Millions of people took to polling booths across the country on Feb. 8, 2024, to vote for their national and provincial candidates. However, the polling was marred by a nationwide shutdown of cellphone networks and delayed results, leading to widespread allegations of election manipulation by the PTI and other opposition parties. The caretaker government at the time and the Election Commission of Pakistan (ECP) both rejected the allegations.
Khan’s PTI candidates contested the Feb. 8 elections as independents after the party was barred from the polls. They won the most seats but fell short of the majority needed to form a government, which was made by a smattering of rival political parties led by Prime Minister Shehbaz Sharif. The government insists the polling was conducted transparently and that Khan’s party was not denied a fair chance.

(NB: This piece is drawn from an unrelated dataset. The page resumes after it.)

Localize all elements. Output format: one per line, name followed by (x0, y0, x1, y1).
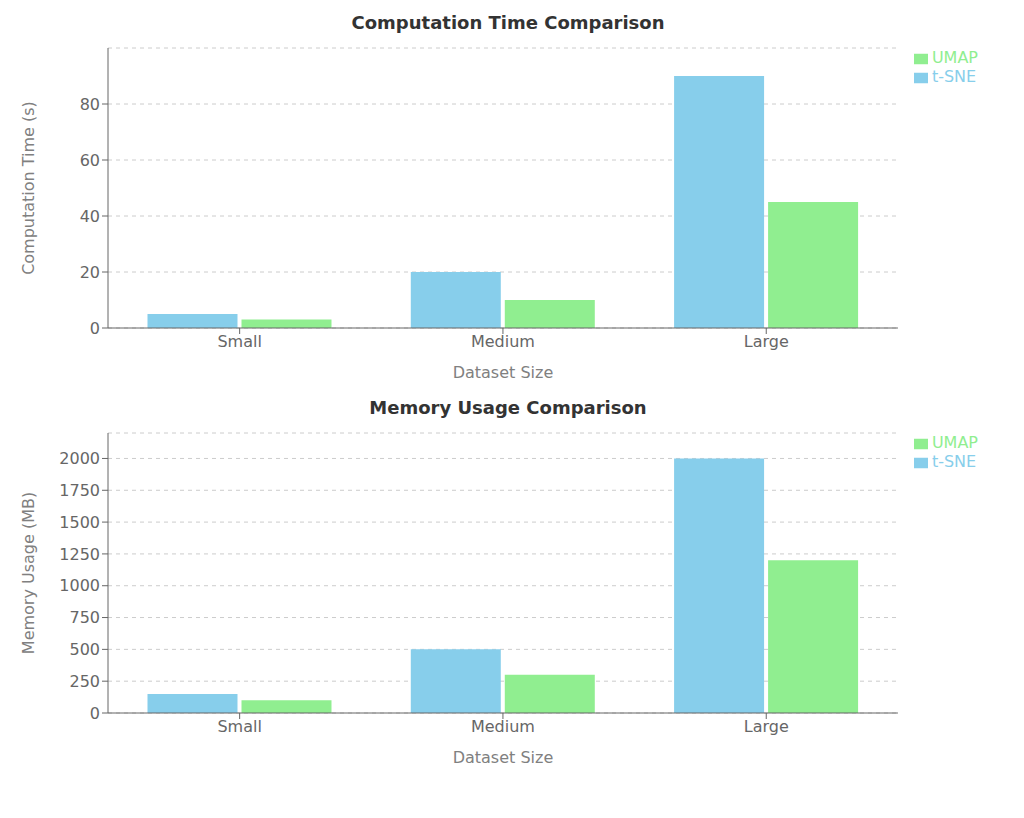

“Pakistan Tehreek-e-Insaf and the opposition alliance Tehreek-e-Tahafuz-e-Ayin-e-Pakistan (TTAP) are holding a nationwide shutter-down strike today,” Haleem Adil Sheikh, president of the PTI’s chapter in Sindh, told Arab News.
“We had appealed to the people to keep their businesses closed today because on this day, the people of Pakistan were deprived of their right to send their true representatives to parliament.”
Sheikh said the party was also mourning the victims of a deadly suicide blast in Islamabad on Friday which killed over 30 people.
TTAP chief and Leader of the Opposition in the National Assembly, Mehmood Khan Achakzai, appealed to police in Sindh and Punjab not to disturb people who were participating in the strike.
“The people of Pakistan must express their anger by closing their shops,” Achakzai said on Saturday while speaking to reporters.
Khan was ousted from power in April 2022 after what is widely believed to be a falling out with the country’s powerful top generals. The army denies it interferes in politics.
He has been in prison since August 2023 and faces a slew of legal challenges that ruled him out of the Feb. 8 general elections and which he says are politically motivated to keep him and his party away from power.
In January 2025, an accountability court convicted Khan and his wife in the £190 million Al-Qadir Trust land corruption case, sentencing him to 14 years and her to seven years after finding that the trust was used to acquire land and funds in exchange for alleged favors. The couple denies any wrongdoing.